Mais ma position n’est pas d’être anti-traitement de texte. Je me sens obligé de le mentionner, parce qu’il y a un discours anti-WordDehut, « En finir avec Word ! », 2018.
, voire anti-traitement de texteVitali-Rosati, « Les chercheurs en SHS savent-ils écrire ? », 2018.
, que je rejoins globalement sur le fond mais moins sur la forme. Je crains en effet que le ton de ces discours fasse du tort aux techniques que nous essayons de promouvoir. Je ne voudrais pas que Markdown aujourd’hui soit défendu comme LaTeX hier, c’est-à-dire depuis un Aventin de technophiles éclairés, conduisant de fait à la marginalisation du format texte dans les pratiques d’écriture en SHS.

On ne peut pas nier que le traitement de texte répond à des préférences et besoins précis en matière d’interface d’écriture : voir le nombre de pages qu’on est en train d’écrire ; surligner avec différentes couleurs ; commenter des suggestions de modification ; etc. Il n’existe pas toujours d’équivalent fonctionnel à cela dans l’écosystème du format texte. Et quand cela existe, ce n’est pas toujours sous une forme pratique, mature, fiable.

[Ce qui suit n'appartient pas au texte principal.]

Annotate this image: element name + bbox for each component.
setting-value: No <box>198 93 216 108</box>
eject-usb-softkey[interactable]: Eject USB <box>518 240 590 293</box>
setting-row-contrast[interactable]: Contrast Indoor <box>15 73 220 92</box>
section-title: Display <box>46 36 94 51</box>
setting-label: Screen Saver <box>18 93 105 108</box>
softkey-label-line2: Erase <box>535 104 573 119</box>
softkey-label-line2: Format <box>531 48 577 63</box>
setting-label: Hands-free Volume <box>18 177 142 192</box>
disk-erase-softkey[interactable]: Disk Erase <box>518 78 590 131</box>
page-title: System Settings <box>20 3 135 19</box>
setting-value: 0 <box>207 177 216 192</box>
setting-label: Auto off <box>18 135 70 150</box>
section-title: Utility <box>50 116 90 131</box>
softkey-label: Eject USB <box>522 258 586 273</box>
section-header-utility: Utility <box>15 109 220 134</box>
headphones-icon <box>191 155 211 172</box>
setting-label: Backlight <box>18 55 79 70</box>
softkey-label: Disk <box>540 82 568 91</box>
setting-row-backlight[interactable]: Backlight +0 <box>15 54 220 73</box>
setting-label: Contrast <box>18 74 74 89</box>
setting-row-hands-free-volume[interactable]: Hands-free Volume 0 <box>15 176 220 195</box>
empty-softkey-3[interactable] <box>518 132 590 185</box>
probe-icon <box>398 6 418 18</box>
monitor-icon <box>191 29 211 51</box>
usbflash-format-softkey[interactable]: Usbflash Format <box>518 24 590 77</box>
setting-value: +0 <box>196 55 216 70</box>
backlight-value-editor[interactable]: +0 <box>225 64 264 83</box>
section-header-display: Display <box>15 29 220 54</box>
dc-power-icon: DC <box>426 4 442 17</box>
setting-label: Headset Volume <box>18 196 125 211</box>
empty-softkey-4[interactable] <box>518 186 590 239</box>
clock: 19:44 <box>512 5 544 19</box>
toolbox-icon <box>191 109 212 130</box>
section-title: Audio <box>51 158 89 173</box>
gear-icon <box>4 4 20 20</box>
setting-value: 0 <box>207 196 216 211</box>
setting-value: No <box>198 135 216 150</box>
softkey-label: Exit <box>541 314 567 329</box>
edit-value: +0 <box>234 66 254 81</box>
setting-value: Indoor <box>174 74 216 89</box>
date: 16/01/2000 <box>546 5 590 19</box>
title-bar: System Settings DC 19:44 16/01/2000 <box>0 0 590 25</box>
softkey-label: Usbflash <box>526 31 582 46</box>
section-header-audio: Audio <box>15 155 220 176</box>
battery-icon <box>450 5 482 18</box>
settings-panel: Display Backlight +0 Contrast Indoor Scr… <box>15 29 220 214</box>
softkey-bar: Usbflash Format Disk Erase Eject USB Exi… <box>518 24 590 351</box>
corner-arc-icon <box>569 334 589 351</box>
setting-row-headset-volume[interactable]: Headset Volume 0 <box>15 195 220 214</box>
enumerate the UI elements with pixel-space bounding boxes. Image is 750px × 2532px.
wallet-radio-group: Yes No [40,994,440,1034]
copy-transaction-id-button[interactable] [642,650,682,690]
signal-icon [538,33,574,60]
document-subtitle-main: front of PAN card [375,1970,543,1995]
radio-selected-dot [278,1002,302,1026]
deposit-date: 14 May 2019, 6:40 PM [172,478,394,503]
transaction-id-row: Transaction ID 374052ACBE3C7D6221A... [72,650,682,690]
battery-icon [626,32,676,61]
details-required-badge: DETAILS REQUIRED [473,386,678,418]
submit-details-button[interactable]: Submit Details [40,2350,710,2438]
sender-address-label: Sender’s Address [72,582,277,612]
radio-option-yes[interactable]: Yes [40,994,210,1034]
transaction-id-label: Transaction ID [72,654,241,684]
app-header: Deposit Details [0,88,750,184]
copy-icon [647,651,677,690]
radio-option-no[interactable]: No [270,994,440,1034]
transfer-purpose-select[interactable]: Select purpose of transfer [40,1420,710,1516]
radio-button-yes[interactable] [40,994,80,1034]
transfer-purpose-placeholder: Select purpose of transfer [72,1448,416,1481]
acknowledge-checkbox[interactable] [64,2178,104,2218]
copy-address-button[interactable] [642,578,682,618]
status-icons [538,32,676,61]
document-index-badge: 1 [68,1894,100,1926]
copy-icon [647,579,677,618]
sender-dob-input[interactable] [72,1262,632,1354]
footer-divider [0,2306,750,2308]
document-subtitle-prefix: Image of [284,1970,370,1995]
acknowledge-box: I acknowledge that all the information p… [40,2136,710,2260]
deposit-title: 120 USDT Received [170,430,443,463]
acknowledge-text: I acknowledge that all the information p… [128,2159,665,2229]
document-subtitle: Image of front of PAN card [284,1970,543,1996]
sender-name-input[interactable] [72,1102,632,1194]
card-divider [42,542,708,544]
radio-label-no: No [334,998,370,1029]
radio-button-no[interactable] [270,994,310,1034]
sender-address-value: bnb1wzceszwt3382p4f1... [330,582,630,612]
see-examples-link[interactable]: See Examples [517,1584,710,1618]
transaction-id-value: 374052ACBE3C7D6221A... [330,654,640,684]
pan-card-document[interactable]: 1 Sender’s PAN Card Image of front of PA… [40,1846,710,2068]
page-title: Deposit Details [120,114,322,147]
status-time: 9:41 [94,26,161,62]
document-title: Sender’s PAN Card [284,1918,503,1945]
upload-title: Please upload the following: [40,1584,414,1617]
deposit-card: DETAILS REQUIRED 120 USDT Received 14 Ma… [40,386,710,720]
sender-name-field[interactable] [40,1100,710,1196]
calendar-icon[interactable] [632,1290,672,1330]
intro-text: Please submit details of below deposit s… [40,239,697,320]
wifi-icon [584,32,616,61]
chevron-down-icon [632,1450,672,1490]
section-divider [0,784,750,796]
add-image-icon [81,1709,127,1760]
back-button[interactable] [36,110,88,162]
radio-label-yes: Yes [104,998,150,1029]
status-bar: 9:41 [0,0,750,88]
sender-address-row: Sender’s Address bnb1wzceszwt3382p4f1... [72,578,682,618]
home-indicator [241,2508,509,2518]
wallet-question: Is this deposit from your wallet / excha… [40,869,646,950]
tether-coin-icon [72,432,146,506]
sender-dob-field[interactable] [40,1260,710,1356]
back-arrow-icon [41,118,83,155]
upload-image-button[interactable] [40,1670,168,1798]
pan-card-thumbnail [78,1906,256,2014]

Par conséquent, si on trouvera toujours quelques collègues pour s’essayer à de nouvelles formes d’éditorialisation, il n’est pas simple d’embarquer derrière soi toutes les autres personnes avec qui on doit collaborer. C’est pourquoi il me semble crucial de disposer de techniques qui permettent une coexistence pacifique et productive entre traitement de texte et format texte, en attendant que l’écosystème qui se développe autour du second ait suffisamment progressé pour constituer une alternative complète au premier.

La méthode que je présente dans ce billet s’inscrit dans cette perspective. Je l’ai utilisée pour organiser la relecture et la correction de ma thèse, ce qui a parfaitement fonctionné. Il me tenait à cœur de prouver que ma pratique était compatible avec les attentes de mes directeurs de thèse ; de montrer qu’il ne s’agissait pas d’une excentricité de ma part ni d’une expérimentation discutable mais d’une alternative fonctionnelle ; de défendre le format texte comme un choix pragmatique et non pas dogmatique.

De façon plus large, l’écriture de ma thèse m’a permis de mettre à l’épreuve la promesse du format texte, c’est-à-dire la libre circulation entre les formats. J’ai vraiment l’impression d’avoir eu le beurre et l’argent du beurre : la relecture collaborative du manuscrit en docx ; l’impression et l’archivage du mémoire en pdf ; la publication en html pour l’accessibilité et la valorisation sur le Web ; le tout à partir d’un unique format d’écriture qui m’a aidé à me concentrer et qui m’a fait gagner un temps fou au moment d’intégrer mes notes de travail dans le manuscrit. J’ai d’autant plus envie que d’autres puissent s’en saisir, et ça commence avec des astuces simples comme celle présentée ici.